Now, let's substitute the values into the second equation, y = -3x + 2:
-22 = -3(8) + 2 -22 = -24 + 2 -22 = -22
This equation also holds true, confirming that the solution satisfies the second linear function as well. Since the point (8, -22) satisfies both equations, we can confidently conclude that it is the correct solution to the system of equations. This verification step is a critical part of the problem-solving process, as it ensures that our answer is accurate and that we have correctly applied the concepts of linear functions and systems of equations.
Conclusion
In this comprehensive analysis, we have successfully navigated the process of solving a system of linear equations presented in table form. We began by understanding the fundamental concepts of linear functions and systems of equations, emphasizing the importance of the slope-intercept form (y = mx + b) in representing linear relationships. We then meticulously analyzed each table, extracting data points to determine the equations for the two linear functions. This involved calculating the slope (m) and y-intercept (b) for each function, which allowed us to express them in algebraic form.
Once we had the equations, y = -4x + 10 and y = -3x + 2, we employed the substitution method to find the solution to the system. By setting the two equations equal to each other and solving for x, we found the x-coordinate of the solution. We then substituted this value back into one of the original equations to find the y-coordinate. This process led us to the solution (8, -22), which represents the point of intersection of the two lines.

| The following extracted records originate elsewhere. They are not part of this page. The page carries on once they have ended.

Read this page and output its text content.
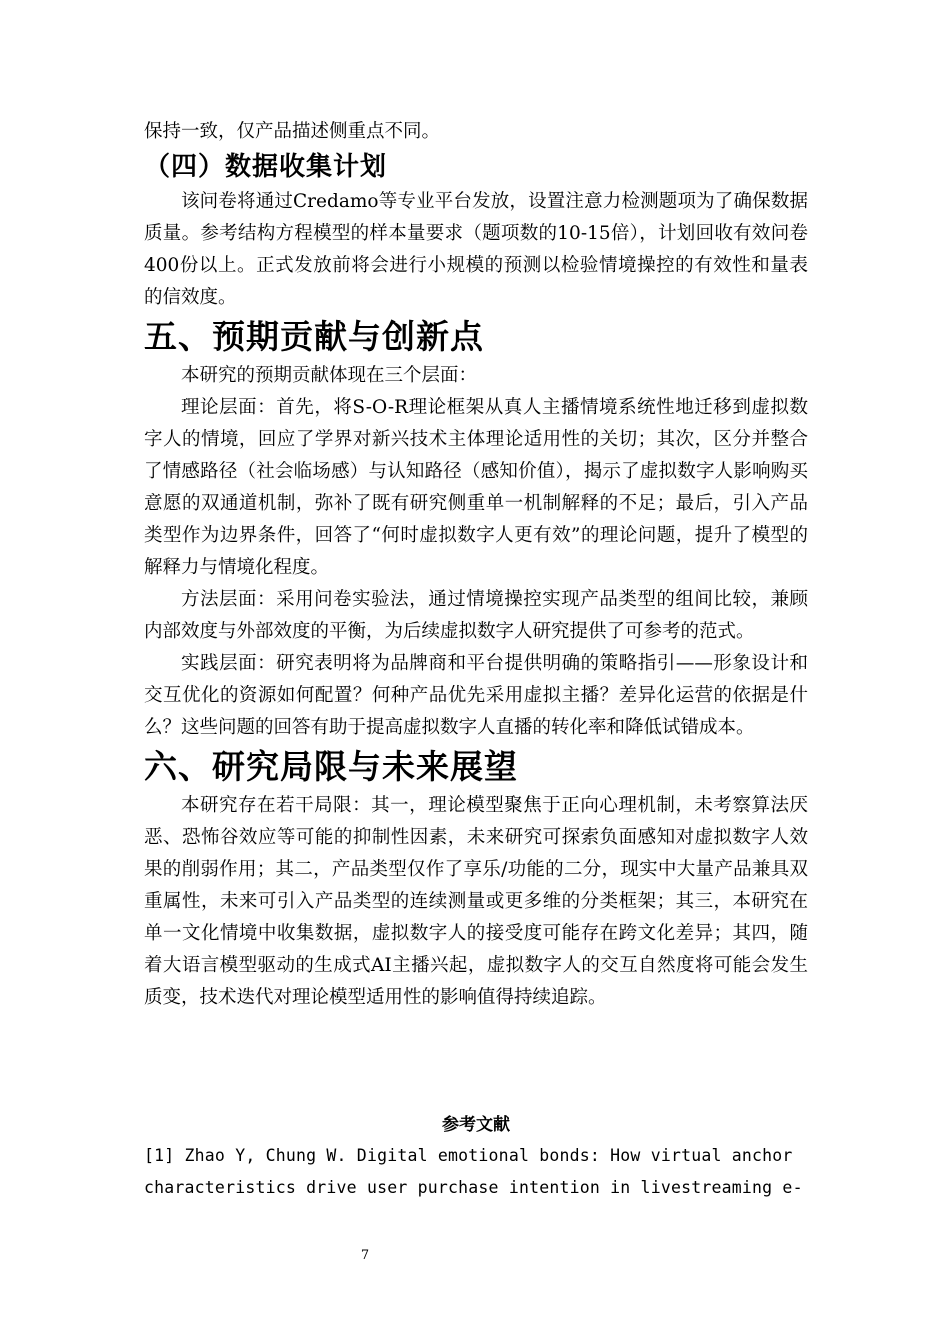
保持一致，仅产品描述侧重点不同。

（四）数据收集计划

该问卷将通过Credamo等专业平台发放，设置注意力检测题项为了确保数据质量。参考结构方程模型的样本量要求（题项数的10-15倍），计划回收有效问卷400份以上。正式发放前将会进行小规模的预测以检验情境操控的有效性和量表的信效度。

五、预期贡献与创新点

本研究的预期贡献体现在三个层面：

理论层面：首先，将S-O-R理论框架从真人主播情境系统性地迁移到虚拟数字人的情境，回应了学界对新兴技术主体理论适用性的关切；其次，区分并整合了情感路径（社会临场感）与认知路径（感知价值），揭示了虚拟数字人影响购买意愿的双通道机制，弥补了既有研究侧重单一机制解释的不足；最后，引入产品类型作为边界条件，回答了“何时虚拟数字人更有效”的理论问题，提升了模型的解释力与情境化程度。

方法层面：采用问卷实验法，通过情境操控实现产品类型的组间比较，兼顾内部效度与外部效度的平衡，为后续虚拟数字人研究提供了可参考的范式。

实践层面：研究表明将为品牌商和平台提供明确的策略指引——形象设计和交互优化的资源如何配置？何种产品优先采用虚拟主播？差异化运营的依据是什么？这些问题的回答有助于提高虚拟数字人直播的转化率和降低试错成本。

六、研究局限与未来展望

本研究存在若干局限：其一，理论模型聚焦于正向心理机制，未考察算法厌恶、恐怖谷效应等可能的抑制性因素，未来研究可探索负面感知对虚拟数字人效果的削弱作用；其二，产品类型仅作了享乐/功能的二分，现实中大量产品兼具双重属性，未来可引入产品类型的连续测量或更多维的分类框架；其三，本研究在单一文化情境中收集数据，虚拟数字人的接受度可能存在跨文化差异；其四，随着大语言模型驱动的生成式AI主播兴起，虚拟数字人的交互自然度将可能会发生质变，技术迭代对理论模型适用性的影响值得持续追踪。

参考文献

[1] Zhao Y, Chung W. Digital emotional bonds: How virtual anchor characteristics drive user purchase intention in livestreaming e-

7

To ensure the accuracy of our solution, we performed a crucial verification step. We substituted the values x = 8 and y = -22 into both original equations and confirmed that they held true. This step reinforced our confidence in the solution and demonstrated a thorough understanding of the problem-solving process. Solving systems of equations is a fundamental skill in mathematics, with applications spanning various fields. By mastering this skill, we can tackle complex problems involving multiple variables and relationships, making it an invaluable tool in both academic and real-world scenarios.